Six Secrets of Winning Innovators

Guest post by Rob Hoehn

Each year,, an open innovation management software platform, invites its customers and subscribers to nominate winning teams for its Innovation Management Awards. The City of Calgary (Canada), Oak Ridge National Labs and the U.S. National Cancer Institute were the 2016 winners. The innovation qualities they shared are summarized by IdeaScale co-founder and CEO Rob Hoehn in the following article, which is adapted from the July/August issue of the CIMS Innovation Management Report.

An in-house innovation program is becoming a common fixture in the most competitive organizations. However, in a recessed economy, these research and development programs can sometimes get eliminated because they struggle to prove or articulate value.

Every year, the Innovation Management Awards invites innovation teams to share their best practices for their internal innovation programs: best practices about how to engage the workplace in the innovation process, how to refine and select the best ideas, and how to identify and prototype meaningful innovations.

Our 2016 winners share a few key qualities that help define a successful innovation management program:

A great communications strategy. Innovators have the ability to communicate ideas effectively; innovation teams need to be able to facilitate communication and collaboration. So large-scale innovation programs need to have a great communications strategy in order to leverage the full value of employee engagement.

Talented moderators. Innovation moderators encourage feedback and drive the discussion among ideators. Good innovation teams will train moderators to become mentors and stimulate good discussion.

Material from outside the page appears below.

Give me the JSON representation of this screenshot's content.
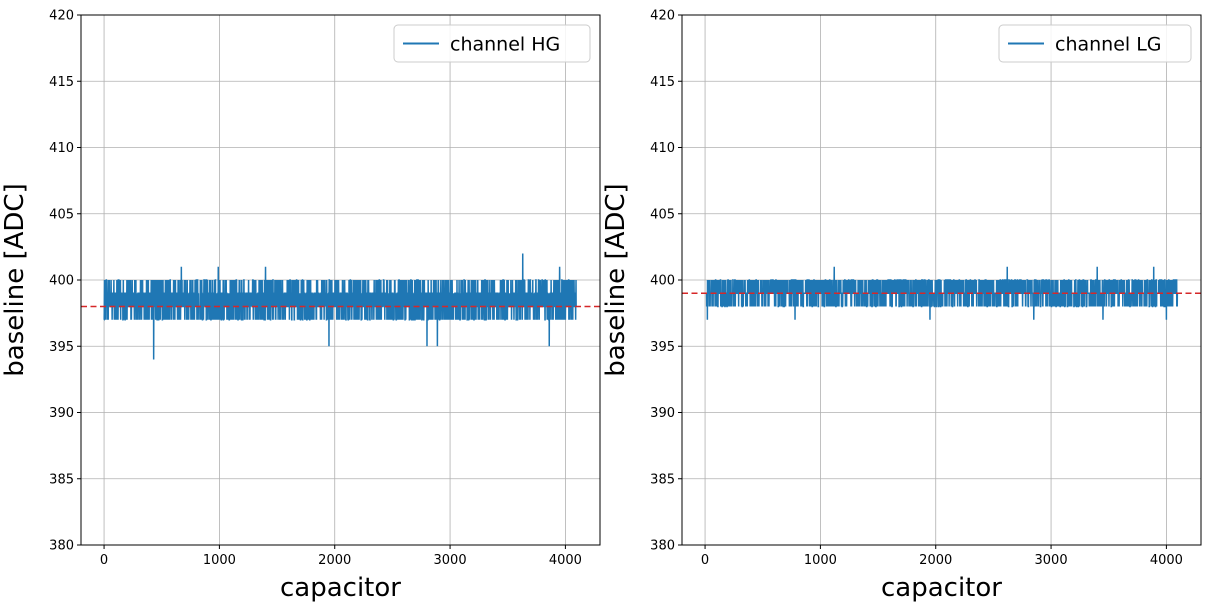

Ongoing engagement. Winning innovators get employees involved throughout the innovation process, seeking ideas for improvement, letting people volunteer to join implementation teams, and testing assumptions. Engaging your workforce doesn’t have to end at the ideation stage.

A sense of urgency. It turns out that some of the most successful campaigns have deadlines for ideation. Sometimes these boundaries help make people more creative and get them to submit their thoughts where they otherwise would have doing forever.

The ability to share successes. Taking a victory lap helps build faith in innovation programs and keeps them around for a long time. When the team has success, celebrate it. When the team has a failure, celebrate that too. Even though failure is disappointing, it’s a valuable teacher.

Measurable outcomes. Part of telling the story of your successes is to have not just outcomes, but to be able to demonstrate their value. How much time did you save? How much revenue did you create? Great innovation programs have answers to these questions.